Fast forward to year three of the club’s existence: the path to the playoffs is a bit bumpier, and the offense averaging 1.38 goals per game down from 1.89 the team produced last season. The impatient fan base has started to wonder if Sermanni, who earned a contract extension last season, is the right person to lead the team. Concerns have been raised about tactics, substitutions, and motivation of players down the final stretch of the season.
Recent poor home showings against last place Sky Blue FC and the Portland Thorns have turned the final four matches of the season into must win affairs. But while these performances weren’t great, it is a little too easy to put the blame for disappointing results on the coach. American fan culture tends to focus on national team players and big name internationals, with some super fans who focus most of their attention on a specific player rather than her team. In this ecosystem, complaints about coaches are common, but few ever put the blame on the players.
Addressing this idea, Sermanni commented, “I know that we’ve got a whole lot of perceived star players, but to be honest, the second half was abysmal in every regard. I’m lost…Our lack of willingness to actually just simply defend is just so poor. And then we go in their malaise where nobody seems to be able to get the team, pick them up and get us back in the game. To be honest, for most of that second-half performance, I apologize to the crowd for coming and keep supporting us because our team on the field didn’t deserve that support in the second half. It was extremely poor.”
Yes, the gaffer is ultimately responsible for results, but we shouldn’t let that absolve players from accountability for mental mistakes and loss of focus. When the players follow the direction of Sermanni and stick with the plan, the team is successful. As team captain Ashlyn Harris said after the Thorns match: “I think the first half we were really committed to the game plan and our commitment to go forward and our commitment to defend was some of the best that I’d ever seen. Unfortunate part about the game is, if you don’t produce and you don’t put chances away, this is what happens. We had them by the throat probably the first 10 minutes and we just didn’t capitalize and as we let the game wear on and wear on and wear on, the momentum clearly shifts. We had one lack of concentration and it cost us the game. We just mentally crumbled.”
The major problem for the Pride this campaign has been lack of consistency more than any true structural issue.
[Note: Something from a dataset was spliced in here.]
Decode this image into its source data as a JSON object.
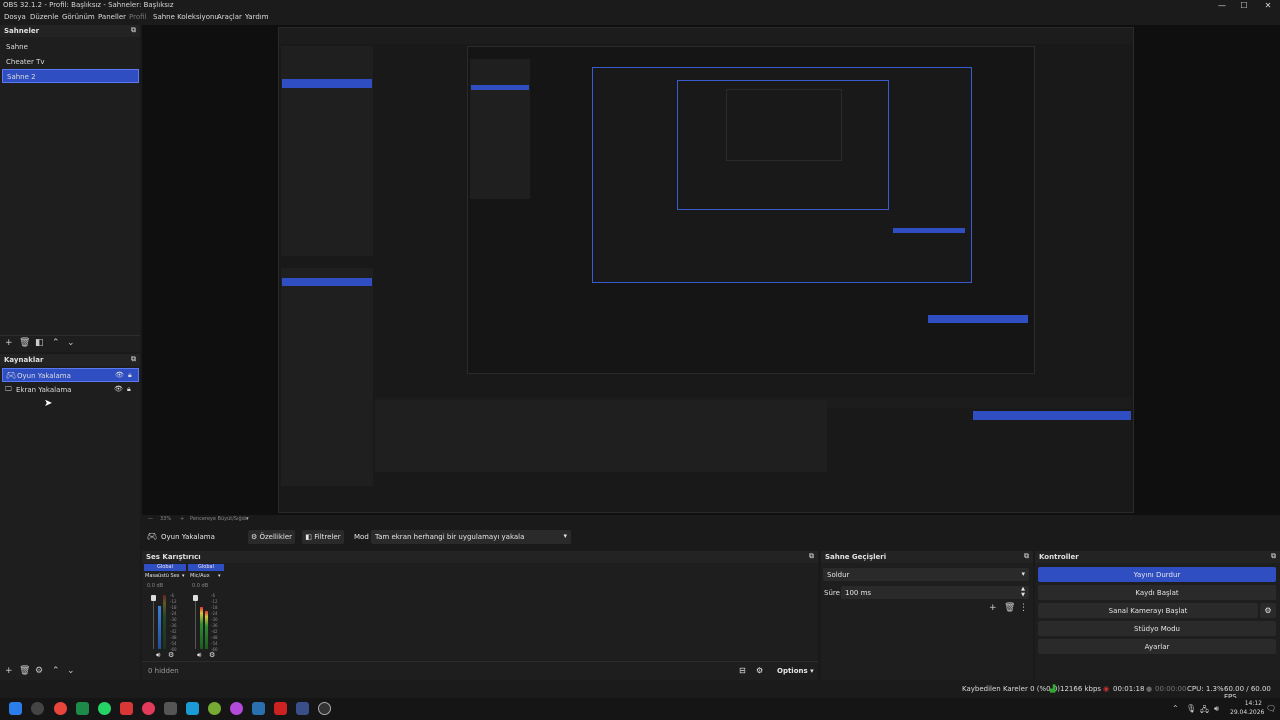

In Sermanni’s words, “I would love to be able to say it’s this, or it’s this, or it’s this, it’s either individual lapses where we suddenly get caught out, it’s ball watching when we’ve got the ball and then suddenly we get caught on the counter attacks, or we’re dominating games and we’re just not ruthless enough to put chances away.”
He continued his message a different match, “Déjà I’m saying similar things every week. We started out terrific first 15, 20 minutes, probably searching into the first 30 minutes. I thought we dictated the game, the tempo was good, our attacking was good, movement was good. But then we don’t score. You dominate and dominate in games and you don’t score.”
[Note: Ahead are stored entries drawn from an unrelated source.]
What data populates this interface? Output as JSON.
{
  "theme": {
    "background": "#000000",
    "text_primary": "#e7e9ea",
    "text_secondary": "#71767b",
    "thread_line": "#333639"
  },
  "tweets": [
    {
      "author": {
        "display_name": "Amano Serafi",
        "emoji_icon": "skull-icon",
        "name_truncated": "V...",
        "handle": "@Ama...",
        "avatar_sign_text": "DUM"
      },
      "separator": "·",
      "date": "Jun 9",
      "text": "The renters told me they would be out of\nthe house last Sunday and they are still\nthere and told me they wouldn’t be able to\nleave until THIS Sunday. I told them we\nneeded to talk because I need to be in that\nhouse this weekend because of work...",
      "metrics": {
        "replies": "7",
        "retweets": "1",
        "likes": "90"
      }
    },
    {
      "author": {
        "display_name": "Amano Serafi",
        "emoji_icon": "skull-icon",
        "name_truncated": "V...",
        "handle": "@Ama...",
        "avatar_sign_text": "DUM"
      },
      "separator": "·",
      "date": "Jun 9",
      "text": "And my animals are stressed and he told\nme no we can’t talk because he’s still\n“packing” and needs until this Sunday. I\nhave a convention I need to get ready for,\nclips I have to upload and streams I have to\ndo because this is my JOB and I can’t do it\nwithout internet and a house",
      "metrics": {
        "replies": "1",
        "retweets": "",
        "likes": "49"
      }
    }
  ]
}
Frustration and pressure continue to mount for the Pride, and Sermanni has to bear some responsibility. The question is why the players are unable to consistently meet expectations. With calls for his dismissal floating out there right alongside #InTomWeTrust, there’s clearly a lot of theories. But it’s too simplistic to put it all back on the coach. He’s not on the pitch kicking the ball around or defending the opposing team’s striker. He comes up with the game plan and picks the best players to execute this for 90 minutes. But at the end of the day, the players themselves have to go out and earn the results.